Il trattamento fiscale dei fondi sanitari integrativi
Quali sono i riflessi fiscali di tutto ciò? Chi aderisce a un fondo sanitario integrativo in forma individuale e volontaria (per esempio pensionati, lavoratori autonomi, liberi professionisti o inoccupati) il contributo di adesione versato dall’iscritto concorre alla formazione del reddito di lavoro dipendente e quindi solo le spese mediche sono detraibili dalle imposte nella misura del 19% per la parte eccedente la classica franchigia di 129,11 euro. Diverso invece il caso dei lavoratori dipendenti che aderiscono a un fondo previsto da un contratto, accordo o regolamento aziendale. In questo scenario i contributi di assistenza sanitaria versati dal datore di lavoro o dal lavoratore a enti o casse aventi esclusivamente fine assistenziale non concorrono a formare il reddito di lavoro e vanno in deduzione per un importo massimo di 3.615,20 euro.
Al proposito va precisato che con la risoluzione n. 107/E del 3 dicembre 2014, l’Agenzia delle Entrate ha chiarito la questione della deducibilità fiscale dei contributi versati da un libero professionista (o, per analogia, anche da un lavoratore autonomo) ad un fondo sanitario integrativo di derivazione contrattuale, sottolineando che l’opzione è possibile solo per gli integrativi puri.

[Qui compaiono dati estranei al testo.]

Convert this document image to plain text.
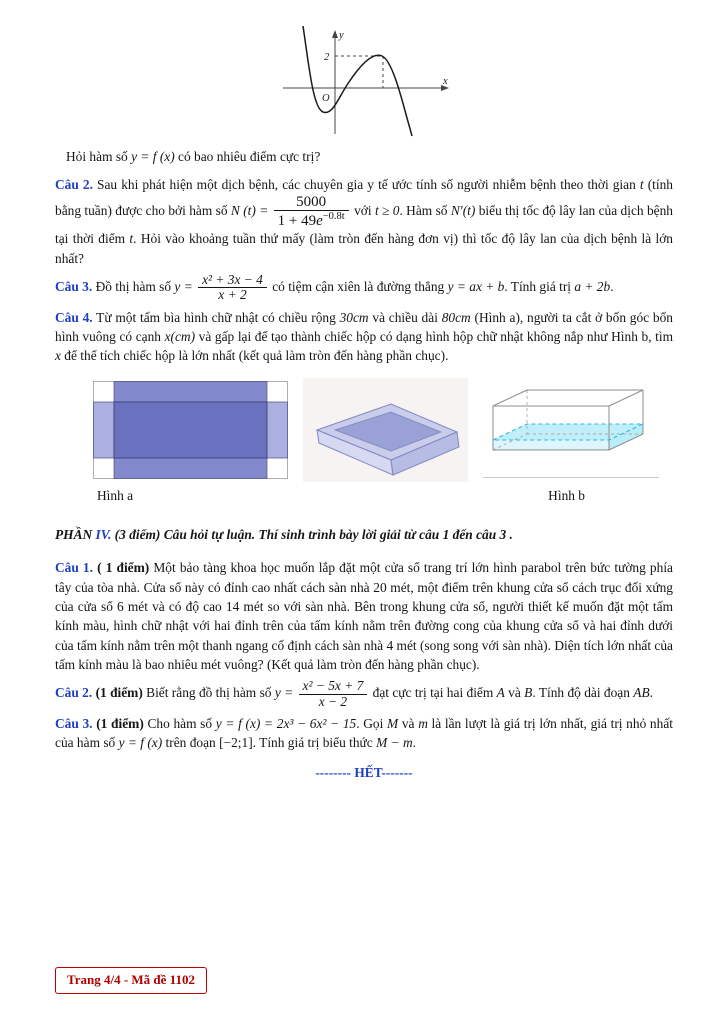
y
x
O
2

Hỏi hàm số y = f (x) có bao nhiêu điểm cực trị?

Câu 2. Sau khi phát hiện một dịch bệnh, các chuyên gia y tế ước tính số người nhiễm bệnh theo thời gian t (tính bằng tuần) được cho bởi hàm số N $(t) = \frac{5000}{1 + 49e^{-0.8t}}$ với t ≥ 0. Hàm số N′(t) biểu thị tốc độ lây lan của dịch bệnh tại thời điểm t. Hỏi vào khoảng tuần thứ mấy (làm tròn đến hàng đơn vị) thì tốc độ lây lan của dịch bệnh là lớn nhất?

Câu 3. Đồ thị hàm số $y = \frac{\text{x² + 3x − 4}}{x + 2}$ có tiệm cận xiên là đường thẳng y = ax + b. Tính giá trị a + 2b.

Câu 4. Từ một tấm bìa hình chữ nhật có chiều rộng 30cm và chiều dài 80cm (Hình a), người ta cắt ở bốn góc bốn hình vuông có cạnh x(cm) và gấp lại để tạo thành chiếc hộp có dạng hình hộp chữ nhật không nắp như Hình b, tìm x để thể tích chiếc hộp là lớn nhất (kết quả làm tròn đến hàng phần chục).

Hình a	Hình b

PHẦN IV. (3 điểm) Câu hỏi tự luận. Thí sinh trình bày lời giải từ câu 1 đến câu 3 .

Câu 1. ( 1 điểm) Một bảo tàng khoa học muốn lắp đặt một cửa sổ trang trí lớn hình parabol trên bức tường phía tây của tòa nhà. Cửa sổ này có đỉnh cao nhất cách sàn nhà 20 mét, một điểm trên khung cửa sổ cách trục đối xứng của cửa sổ 6 mét và có độ cao 14 mét so với sàn nhà. Bên trong khung cửa sổ, người thiết kế muốn đặt một tấm kính màu, hình chữ nhật với hai đỉnh trên của tấm kính nằm trên đường cong của khung cửa sổ và hai đỉnh dưới của tấm kính nằm trên một thanh ngang cố định cách sàn nhà 4 mét (song song với sàn nhà). Diện tích lớn nhất của tấm kính màu là bao nhiêu mét vuông? (Kết quả làm tròn đến hàng phần chục).

Câu 2. (1 điểm) Biết rằng đồ thị hàm số $y = \frac{\text{x² − 5x + 7}}{x - 2}$ đạt cực trị tại hai điểm A và B. Tính độ dài đoạn AB.

Câu 3. (1 điểm) Cho hàm số y = f (x) = 2x³ − 6x² − 15. Gọi M và m là lần lượt là giá trị lớn nhất, giá trị nhỏ nhất của hàm số y = f (x) trên đoạn [−2;1]. Tính giá trị biểu thức M − m.

-------- HẾT-------

Trang 4/4 - Mã đề 1102
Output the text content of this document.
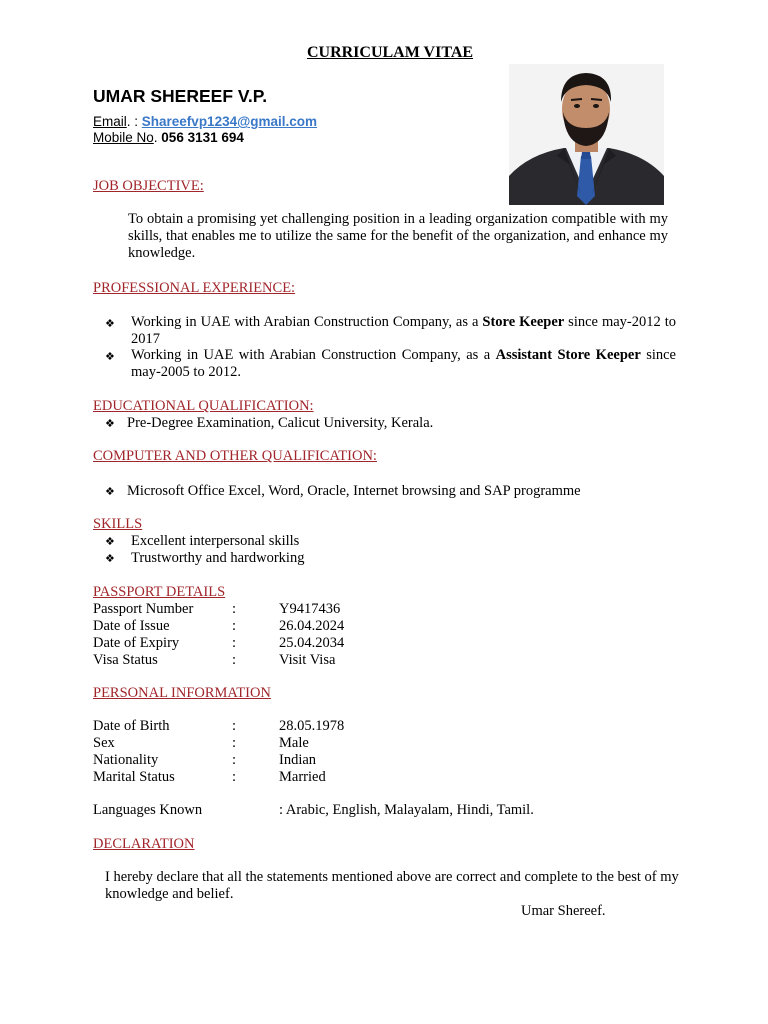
CURRICULAM VITAE
UMAR SHEREEF V.P.
Email. : Shareefvp1234@gmail.com
Mobile No. 056 3131 694
JOB OBJECTIVE:
To obtain a promising yet challenging position in a leading organization compatible with my skills, that enables me to utilize the same for the benefit of the organization, and enhance my knowledge.
PROFESSIONAL EXPERIENCE:
❖ Working in UAE with Arabian Construction Company, as a Store Keeper since may-2012 to 2017
❖ Working in UAE with Arabian Construction Company, as a Assistant Store Keeper since may-2005 to 2012.
EDUCATIONAL QUALIFICATION:
❖ Pre-Degree Examination, Calicut University, Kerala.
COMPUTER AND OTHER QUALIFICATION:
❖ Microsoft Office Excel, Word, Oracle, Internet browsing and SAP programme
SKILLS
❖ Excellent interpersonal skills
❖ Trustworthy and hardworking
PASSPORT DETAILS
Passport Number	:	Y9417436
Date of Issue	:	26.04.2024
Date of Expiry	:	25.04.2034
Visa Status	:	Visit Visa
PERSONAL INFORMATION
Date of Birth	:	28.05.1978
Sex	:	Male
Nationality	:	Indian
Marital Status	:	Married
Languages Known	: Arabic, English, Malayalam, Hindi, Tamil.
DECLARATION
I hereby declare that all the statements mentioned above are correct and complete to the best of my knowledge and belief.
Umar Shereef.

Nel dettaglio, “in base alle disposizioni normative e al parere del Ministero della Salute, il professionista non può dedurre dal reddito complessivo, ai sensi dell’art. 10, comma 1, lettera e-ter del Tuir, i contributi versati ad un Fondo che non rientri tra i Fondi integrativi del Servizio sanitario nazionale”. A tale riguardo la risoluzione precisa anche che tali Fondi (ex art. 9, Dlgs 502/92) danno diritto alla deducibilità dal reddito solo se erogano al 100% prestazioni integrative. Sempre ai fini del beneficio fiscale, si ricorda invece che le società di mutuo soccorso conferiscono a tutti i soci (quindi anche ai liberi professionisti) la detraibilita del 19% dalle imposte, fino ad un massimo di 1.291,14 (rif. art 15, comma 1, lettera i) bis Tuir).
Una cornice su cui in futuro sarebbe opportuna un’ulteriore riflessione da parte del legislatore per permettere ai fondi sanitari integrativi di consolidarsi ulteriormente per sostenere – in un’ottica di complementarietà – il Servizio Sanitario Nazionale.